V 20 | Jesus beschreibt Johannes, was Er in Seiner Rechten hält. Wie bereits erwähnt, sind mit „der Rechten” Machtanspruch, Trost und Schutz durch Jesus gemeint. Jesus hält die sieben Sterne in Seiner Rechten.

„Die sieben Sterne sind die Engel der sieben Versammlungen.” Mit den Sternen macht Jesus einen Bezug auf die Leiterschaft der einzelnen Gemeinden. Somit geht es um die Leiterschaft der jeweiligen Gemeinden. Konkret um die Leiterschaft der sieben Gemeinden in Asia. Diese Sterne werden als Engel beschrieben. Das Wort „Engel” hat die Bedeutung eines Boten oder Gesandten (Vgl. Lk 7,24; 9,52; Jak 2,25). Ein Gesandter ist dem verantwortlich, der ihn gesandt hat. Somit ist die Verantwortlichkeit dieser Person angesprochen. Entsprechend drückt die Bezeichnung „Engel der Gemeinde” symbolisch die Verantwortlichkeit der Gemeinde gegenüber Ihrem Auftraggeber (Gott) aus. Die Leiterschaft hat von Gott die Aufgabe erhalten, die Gemeinde zu führen und zu weiden. Dies ist eine grosse, schöne, aber auch herausfordernde Aufgabe (Vgl. 1 Tim 3,1–7; Tit 1,5–9).
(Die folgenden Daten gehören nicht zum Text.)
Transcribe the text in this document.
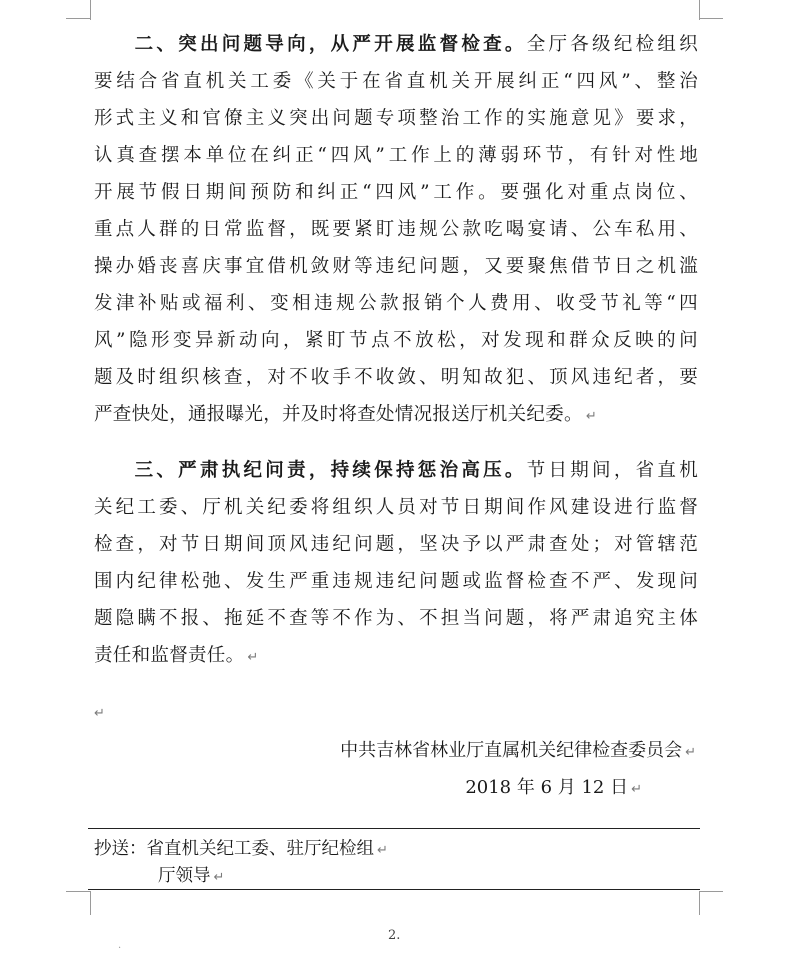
  二、突出问题导向，从严开展监督检查。全厅各级纪检组织
要结合省直机关工委《关于在省直机关开展纠正“四风”、整治
形式主义和官僚主义突出问题专项整治工作的实施意见》要求，
认真查摆本单位在纠正“四风”工作上的薄弱环节，有针对性地
开展节假日期间预防和纠正“四风”工作。要强化对重点岗位、
重点人群的日常监督，既要紧盯违规公款吃喝宴请、公车私用、
操办婚丧喜庆事宜借机敛财等违纪问题，又要聚焦借节日之机滥
发津补贴或福利、变相违规公款报销个人费用、收受节礼等“四
风”隐形变异新动向，紧盯节点不放松，对发现和群众反映的问
题及时组织核查，对不收手不收敛、明知故犯、顶风违纪者，要
严查快处，通报曝光，并及时将查处情况报送厅机关纪委。 ↵
  三、严肃执纪问责，持续保持惩治高压。节日期间，省直机
关纪工委、厅机关纪委将组织人员对节日期间作风建设进行监督
检查，对节日期间顶风违纪问题，坚决予以严肃查处；对管辖范
围内纪律松弛、发生严重违规违纪问题或监督检查不严、发现问
题隐瞒不报、拖延不查等不作为、不担当问题，将严肃追究主体
责任和监督责任。 ↵
↵
中共吉林省林业厅直属机关纪律检查委员会 ↵
2018 年 6 月 12 日 ↵
抄送：省直机关纪工委、驻厅纪检组 ↵
厅领导 ↵
2.
.
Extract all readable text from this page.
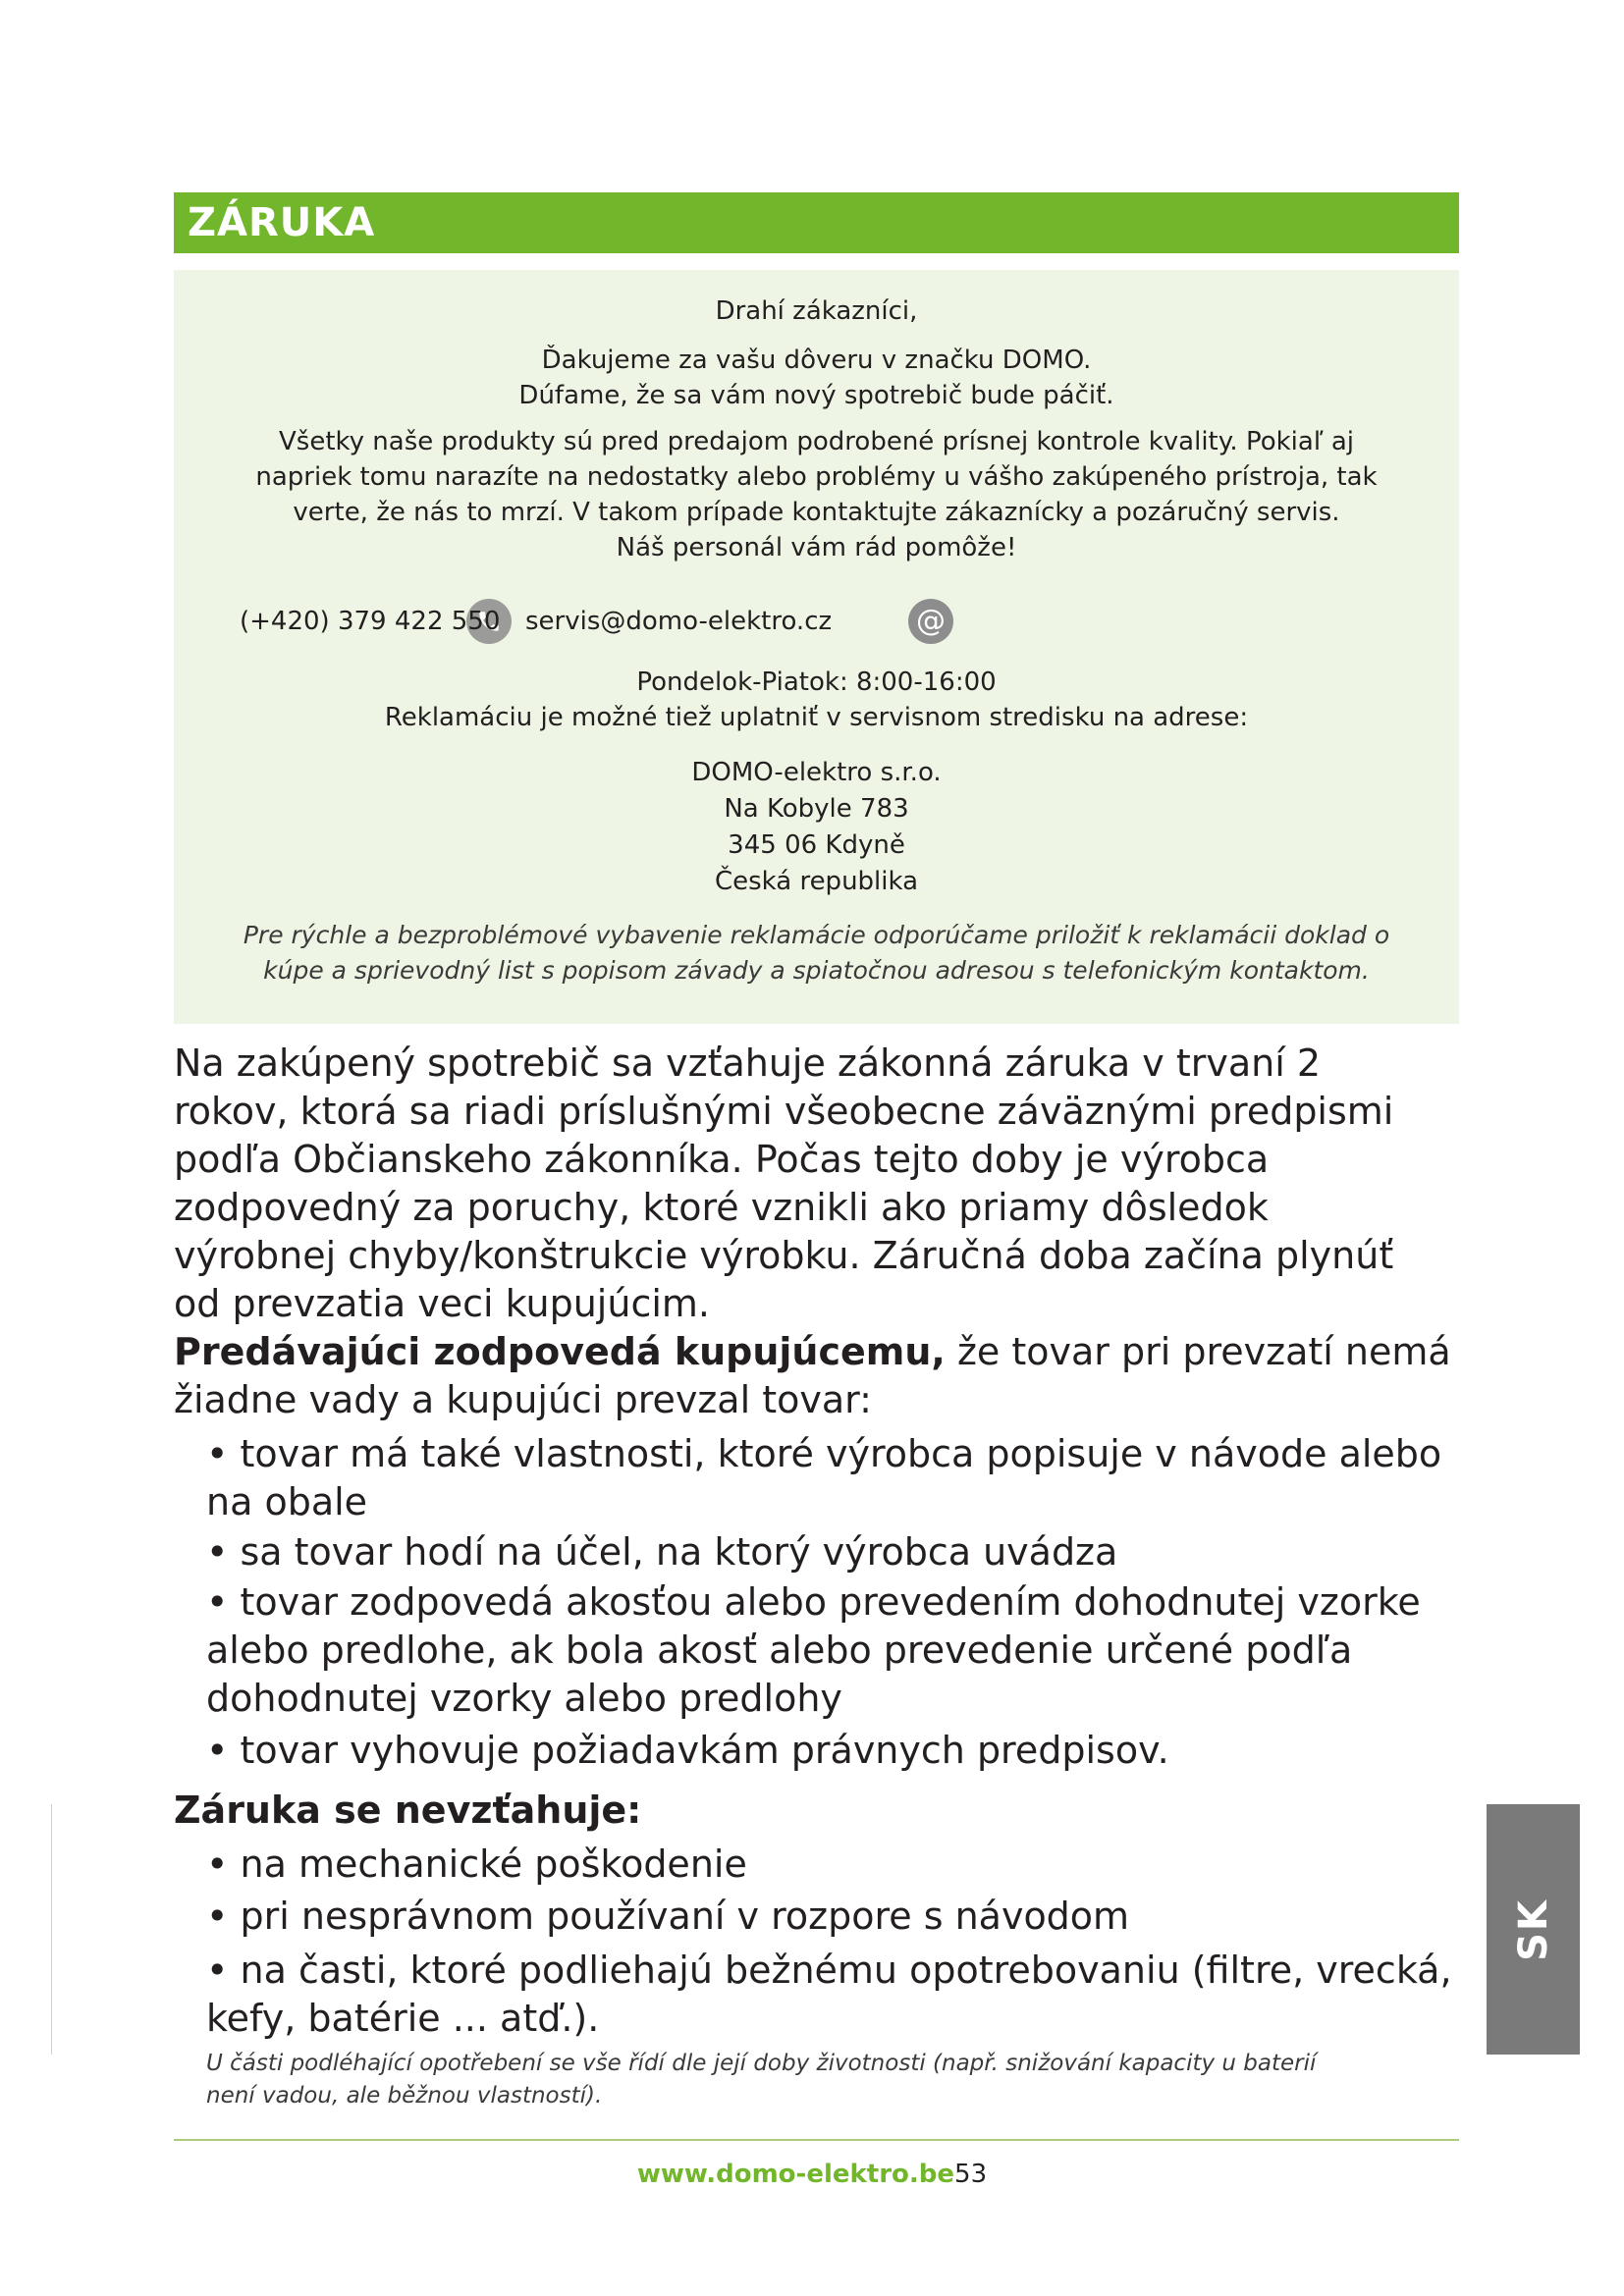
ZÁRUKA
Drahí zákazníci,
Ďakujeme za vašu dôveru v značku DOMO.
Dúfame, že sa vám nový spotrebič bude páčiť.
Všetky naše produkty sú pred predajom podrobené prísnej kontrole kvality. Pokiaľ aj
napriek tomu narazíte na nedostatky alebo problémy u vášho zakúpeného prístroja, tak
verte, že nás to mrzí. V takom prípade kontaktujte zákaznícky a pozáručný servis.
Náš personál vám rád pomôže!
(+420) 379 422 550 servis@domo-elektro.cz	@
Pondelok-Piatok: 8:00-16:00
Reklamáciu je možné tiež uplatniť v servisnom stredisku na adrese:
DOMO-elektro s.r.o.
Na Kobyle 783
345 06 Kdyně
Česká republika
Pre rýchle a bezproblémové vybavenie reklamácie odporúčame priložiť k reklamácii doklad o
kúpe a sprievodný list s popisom závady a spiatočnou adresou s telefonickým kontaktom.
Na zakúpený spotrebič sa vzťahuje zákonná záruka v trvaní 2
rokov, ktorá sa riadi príslušnými všeobecne záväznými predpismi
podľa Občianskeho zákonníka. Počas tejto doby je výrobca
zodpovedný za poruchy, ktoré vznikli ako priamy dôsledok
výrobnej chyby/konštrukcie výrobku. Záručná doba začína plynúť
od prevzatia veci kupujúcim.
Predávajúci zodpovedá kupujúcemu, že tovar pri prevzatí nemá
žiadne vady a kupujúci prevzal tovar:
• tovar má také vlastnosti, ktoré výrobca popisuje v návode alebo
na obale
• sa tovar hodí na účel, na ktorý výrobca uvádza
• tovar zodpovedá akosťou alebo prevedením dohodnutej vzorke
alebo predlohe, ak bola akosť alebo prevedenie určené podľa
dohodnutej vzorky alebo predlohy
• tovar vyhovuje požiadavkám právnych predpisov.
Záruka se nevzťahuje:
• na mechanické poškodenie
• pri nesprávnom používaní v rozpore s návodom
• na časti, ktoré podliehajú bežnému opotrebovaniu (filtre, vrecká,
kefy, batérie ... atď.).
U části podléhající opotřebení se vše řídí dle její doby životnosti (např. snižování kapacity u baterií
není vadou, ale běžnou vlastností).
www.domo-elektro.be53
SK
Jesus beschrieb die Gemeinden als Leuchter. Sie werden als Leuchter bezeichnet, weil ihr Zeugnis in Wort, Wandel, Glauben und Lehre beurteilt wird (Vgl. Mt 5,14–16). Jesus ging mitten durch sie hindurch, um sie zu prüfen. Die Auswirkungen davon sind in den nachfolgenden Briefen an die sieben Gemeinden spürbar (Vgl. Kap. 2–3). Jesus sagt ihnen, was lobenswert ist, tadelt sie, ermutigt sie und gibt ihnen Ratschläge, wie sie überwinden und so an ihm festhalten können.

Wir als Gemeinde sind das Gefäss für das Licht und wollen die Herrlichkeit unseres HERRN Jesus strahlen lassen. Wir müssen in unserer Gemeinde zulassen, dass der Hohepriester Jesus Christus durch sie hindurchgeht, und Dinge, die nicht gut sind, anspricht (die Leiterschaft ist unter anderem das Werkzeug Gottes). Lassen wir uns von der Reinheit Jesu Christi anstecken und ein geheiligtes Leben führen.